Tag Archives: disabled

I think, therefore I Tweet

460px-EEG_32_electrodes WIRED reports on what “may be a modern equivalent of Alexander Graham Bell’s ‘Mr. Watson, come here. I want to see you.’:

Early on the afternoon of April 1, Adam Wilson posted a message to Twitter. But instead of using his hands to type, the University of Wisconsin biomedical engineer used his brain.  “USING EEG TO SEND TWEET,” he thought.

The research, which could provide a new means of communication for people locked in their own skulls by paralysis or other problems, is built on the BCI2000, a software tool pioneered by Justin Williams, head of the University of Wisconsin’s Neural Interfaces lab, and Wadsworth Center neural injury specialist Gerwin Schalk, which translates thought-induced changes in a scalp’s electrical fields to control an on-screen cursor.

Although it’s in wide use in labs, notes WIRED, “its communications applications have been largely restricted to messages appearing on a nearby screen. “

“A lot of these have been scientific exercises, geared to writing things out but not really doing anything with it,” said Williams. “We wanted to say, that’s not how a person would want to communicate, especially with the advent of online communications.”

Williams notes that emailing is relatively difficult and inefficient for someone using a brain-computer interface.
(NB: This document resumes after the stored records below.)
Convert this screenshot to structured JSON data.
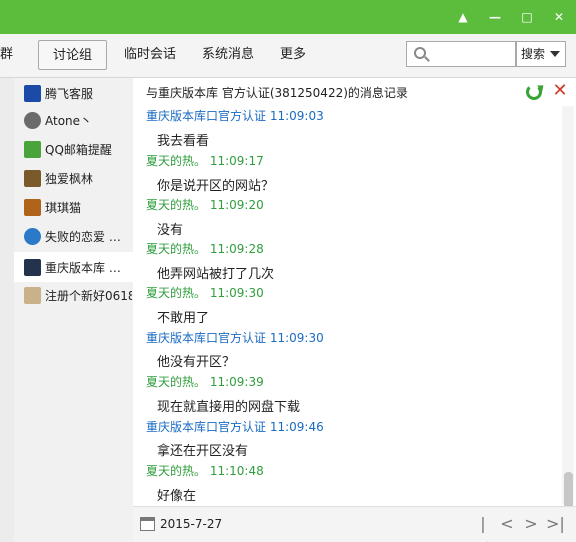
{
  "window": {
    "controls": [
      "▲",
      "—",
      "□",
      "✕"
    ]
  },
  "toolbar": {
    "tabs": [
      "群",
      "讨论组",
      "临时会话",
      "系统消息",
      "更多"
    ],
    "search_placeholder": "",
    "search_select": "搜索"
  },
  "sidebar": {
    "items": [
      {
        "label": "腾飞客服",
        "avatar_color": "#1b4aa8"
      },
      {
        "label": "Atone丶",
        "avatar_color": "#6a6a6a"
      },
      {
        "label": "QQ邮箱提醒",
        "avatar_color": "#4aa33b"
      },
      {
        "label": "独爱枫林",
        "avatar_color": "#7a5a2b"
      },
      {
        "label": "琪琪猫",
        "avatar_color": "#b0641b"
      },
      {
        "label": "失败的恋爱 …",
        "avatar_color": "#2c78c9"
      },
      {
        "label": "重庆版本库 …",
        "avatar_color": "#23324d"
      },
      {
        "label": "注册个新好0618",
        "avatar_color": "#c9b28a"
      }
    ]
  },
  "chat": {
    "header": "与重庆版本库  官方认证(381250422)的消息记录",
    "messages": [
      {
        "meta": "重庆版本库口官方认证  11:09:03",
        "color": "blue",
        "text": "我去看看"
      },
      {
        "meta": "夏天的热。 11:09:17",
        "color": "green",
        "text": "你是说开区的网站？"
      },
      {
        "meta": "夏天的热。 11:09:20",
        "color": "green",
        "text": "没有"
      },
      {
        "meta": "夏天的热。 11:09:28",
        "color": "green",
        "text": "他弄网站被打了几次"
      },
      {
        "meta": "夏天的热。 11:09:30",
        "color": "green",
        "text": "不敢用了"
      },
      {
        "meta": "重庆版本库口官方认证  11:09:30",
        "color": "blue",
        "text": "他没有开区？"
      },
      {
        "meta": "夏天的热。 11:09:39",
        "color": "green",
        "text": "现在就直接用的网盘下载"
      },
      {
        "meta": "重庆版本库口官方认证  11:09:46",
        "color": "blue",
        "text": "拿还在开区没有"
      },
      {
        "meta": "夏天的热。 11:10:48",
        "color": "green",
        "text": "好像在"
      }
    ]
  },
  "bottom": {
    "date": "2015-7-27",
    "nav": [
      "|<",
      "<",
      ">",
      ">|"
    ]
  }
}
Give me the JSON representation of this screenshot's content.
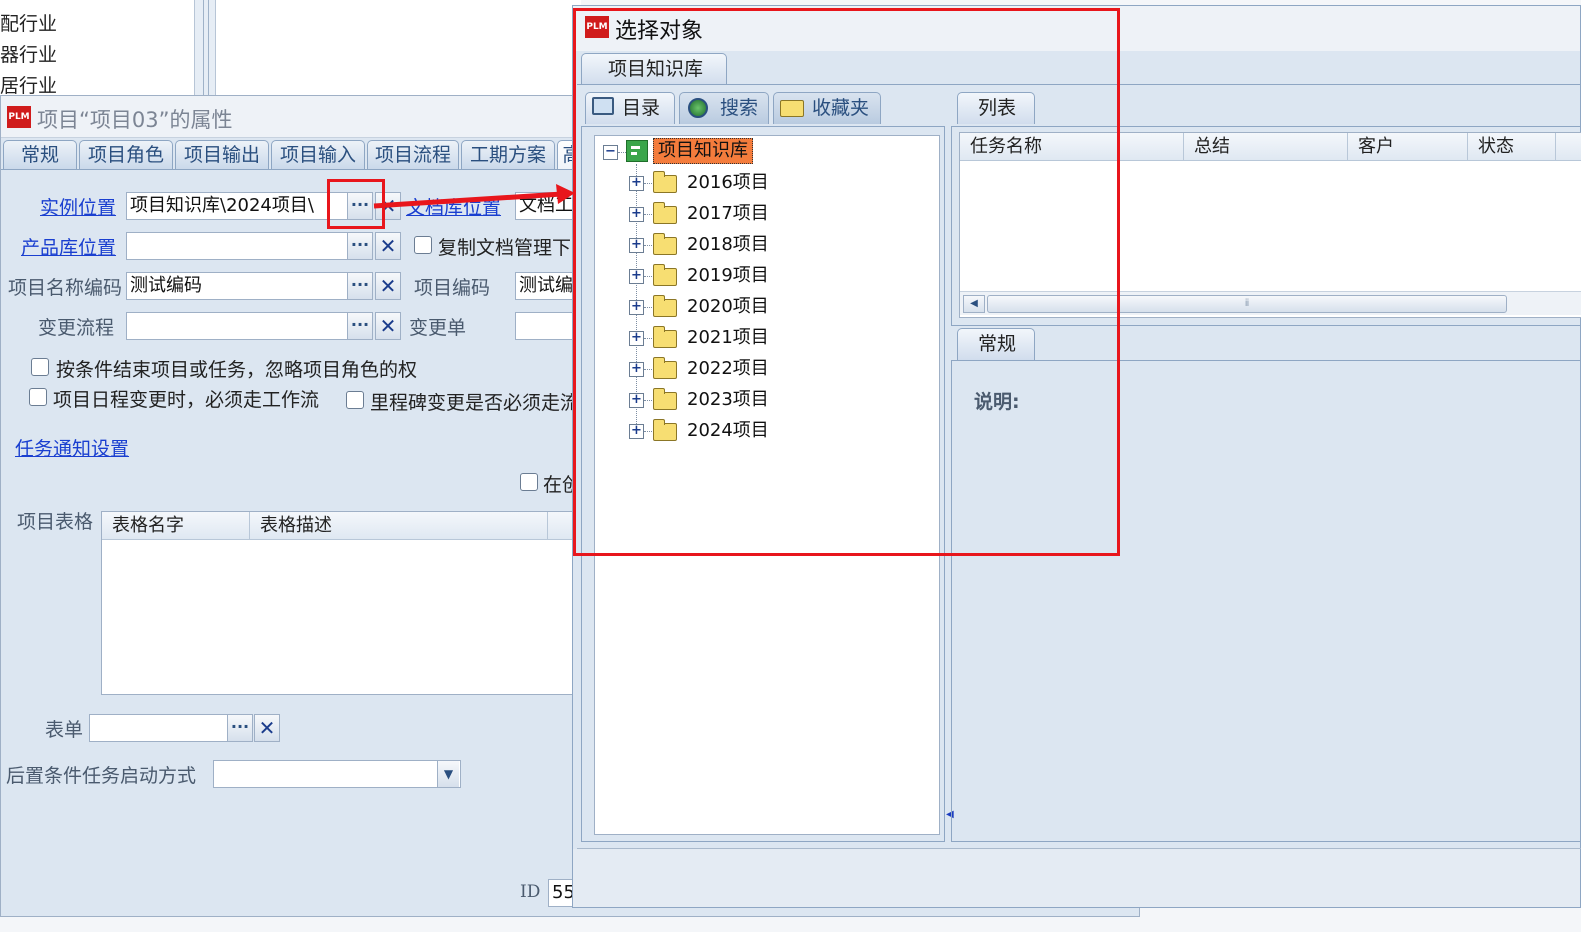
{
  "background_list": {
    "items": [
      "配行业",
      "器行业",
      "居行业"
    ]
  },
  "properties_dialog": {
    "title": "项目“项目03”的属性",
    "app_icon": "PLM",
    "tabs": [
      "常规",
      "项目角色",
      "项目输出",
      "项目输入",
      "项目流程",
      "工期方案",
      "高"
    ],
    "instance_location_label": "实例位置",
    "instance_location_value": "项目知识库\\2024项目\\",
    "doc_library_label": "文档库位置",
    "doc_library_value": "文档工",
    "product_library_label": "产品库位置",
    "product_library_value": "",
    "copy_doc_label": "复制文档管理下",
    "project_name_code_label": "项目名称编码",
    "project_name_code_value": "测试编码",
    "project_code_label": "项目编码",
    "project_code_value": "测试编",
    "change_flow_label": "变更流程",
    "change_flow_value": "",
    "change_form_label": "变更单",
    "cb1_label": "按条件结束项目或任务，忽略项目角色的权",
    "cb2_label": "项目日程变更时，必须走工作流",
    "cb3_label": "里程碑变更是否必须走流",
    "task_notify_link": "任务通知设置",
    "cb4_label": "在创",
    "project_table_label": "项目表格",
    "table_headers": [
      "表格名字",
      "表格描述"
    ],
    "form_label": "表单",
    "form_value": "",
    "post_condition_label": "后置条件任务启动方式",
    "post_condition_value": "",
    "id_label": "ID",
    "id_value": "55",
    "ellipsis": "···",
    "clear": "✕"
  },
  "select_dialog": {
    "title": "选择对象",
    "app_icon": "PLM",
    "outer_tab": "项目知识库",
    "left_tabs": [
      "目录",
      "搜索",
      "收藏夹"
    ],
    "tree_root": "项目知识库",
    "tree_items": [
      "2016项目",
      "2017项目",
      "2018项目",
      "2019项目",
      "2020项目",
      "2021项目",
      "2022项目",
      "2023项目",
      "2024项目"
    ],
    "list_tab": "列表",
    "list_headers": [
      "任务名称",
      "总结",
      "客户",
      "状态"
    ],
    "detail_tab": "常规",
    "description_label": "说明:",
    "scroll_grip": "ⅱ"
  },
  "colors": {
    "annotation_red": "#e8161c",
    "tree_root_highlight": "#f47c3c",
    "link_blue": "#1a3fd0"
  }
}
Twitter, by contrast, “is very serendipitous. It handles all the things that we’ve been struggling to make easy for a patient to do. It puts messages where people can find them. Let the world know how you’re doing, what you’re thinking, and they’ll find you. And that’s perfect for these patients and their families.”

So brain-computer interfaces are already here for limited uses (Wilson and Williams will next install the program in the homes of 10 people already outfitted  with trial versions of the BCI2000). In the future, more advanced brain-computer interfaces could help people control prostheses, powered exoskeletons, humanoid robots

Well, what would you do if you could control a computer with your thoughts?